Charanchi faulted Tinubu for what it described as a contradiction between his pro-democracy credentials and his current posture, accusing him of ignoring widespread public calls for the suspension and review of the tax laws.

He added, “Rather than heed the legitimate and widespread calls by Nigerians for the suspension and review of these bills, the Presidency has chosen arrogance over dialogue and coercion over consensus.

“This contradiction between professed democratic credentials and present authoritarian conduct exposes a dangerous erosion of the very values the President once claimed to defend.

“Contrary to the Presidency’s claim that ‘no substantial issue has been established,’ the controversy surrounding the alleged post-passage alteration of the tax laws remains serious, unresolved, and constitutionally significant.

“Any law altered after legislative approval, without fresh debate and re-passage by the National Assembly, cannot be considered valid under Nigeria’s constitutional framework. To insist on enforcing such laws amounts to executive overreach and a direct assault on democratic governance.

“No amount of rhetoric about ‘structural reset’ or ‘once-in-a-generation reforms’ can justify bypassing due process or imposing legislation of questionable legitimacy on Nigerians. This posture only reinforces the suspicion that there is an ulterior motive behind the so-called tax reforms.

“The CNG is equally alarmed by the disgraceful conduct of the National Assembly, which has increasingly abandoned its constitutional role as a coequal arm of government.

“The spectacle of lawmakers openly chanting “on your mandate we stand” during President Tinubu’s appearance in the legislative chamber was not merely embarrassing; it was a public declaration of legislative surrender. A legislature that cannot defend the integrity of laws it claims to have passed has forfeited its independence and betrayed the trust of the Nigerian people.

“By failing to assert its authority in the face of alleged alterations to duly passed legislation, the National Assembly has reduced itself to an appendage of the Executive, undermined the doctrine of separation of powers, and weakened democratic accountability. This conduct erodes public confidence and sets a dangerous precedent that threatens the foundations of constitutional governance in Nigeria.

“If, as the Presidency insists, these tax reforms are people-centred and designed to strengthen the social contract, one must ask: why the desperate rush to implement them on January 1, 2026, amid unresolved disputes, public skepticism, and open disagreement even among lawmakers?

“Why the obsession with speed when Nigerians are already grappling with severe economic hardship, poverty, insecurity, and unemployment? Responsible governance demands caution, transparency, and consensus, not intimidation and executive fiat.

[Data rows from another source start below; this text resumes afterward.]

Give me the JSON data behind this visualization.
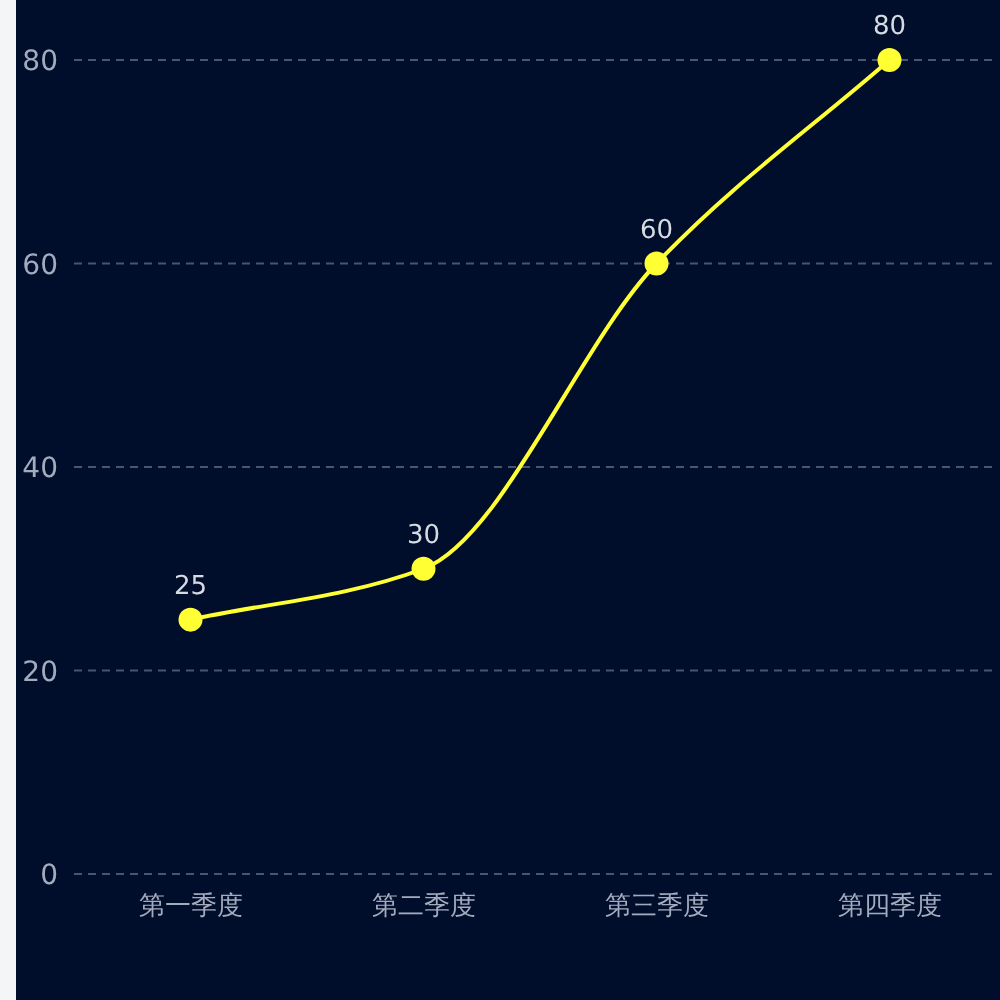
{
  "chart_data": {
    "type": "line",
    "categories": [
      "第一季度",
      "第二季度",
      "第三季度",
      "第四季度"
    ],
    "values": [
      25,
      30,
      60,
      80
    ],
    "color": "#ffff33",
    "ylim": [
      0,
      80
    ],
    "yticks": [
      0,
      20,
      40,
      60,
      80
    ],
    "grid": "y",
    "data_labels": true,
    "marker": "circle",
    "line_style": "solid"
  }
}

“Millions of Nigerians are already overstretched by economic distress. Any tax reform imposed through questionable processes will only deepen public resentment, weaken state–citizen relations, and reinforce perceptions of injustice, exclusion, and elite insensitivity. The CNG rejects any attempt to railroad Nigerians into compliance with laws whose legitimacy is in doubt.”

Questioning the urgency behind the January 1, 2026, implementation date, the CNG asked why the government was rushing reforms amid unresolved disputes, economic hardship, insecurity, poverty, and unemployment.

The coalition warned that imposing tax reforms through questionable processes would deepen public resentment, weaken state–citizen relations, and reinforce perceptions of injustice and exclusion.

CNG demanded an immediate suspension of the planned implementation, full public disclosure of the versions passed by the National Assembly and those gazetted, and an independent legislative and judicial review of the alleged alterations.

“Nigeria is not a monarchy, and presidential authority does not override constitutional order. History has repeatedly shown that governments that mistake silence for consent and sycophancy for legitimacy inevitably face a reckoning.

“The CNG firmly believes that Nigeria’s democracy cannot survive a system where laws are debated in parliament, rewritten elsewhere, and imposed through executive force. Allowing this precedent to stand would endanger not only tax legislation but the integrity of all future laws in the country,” he added.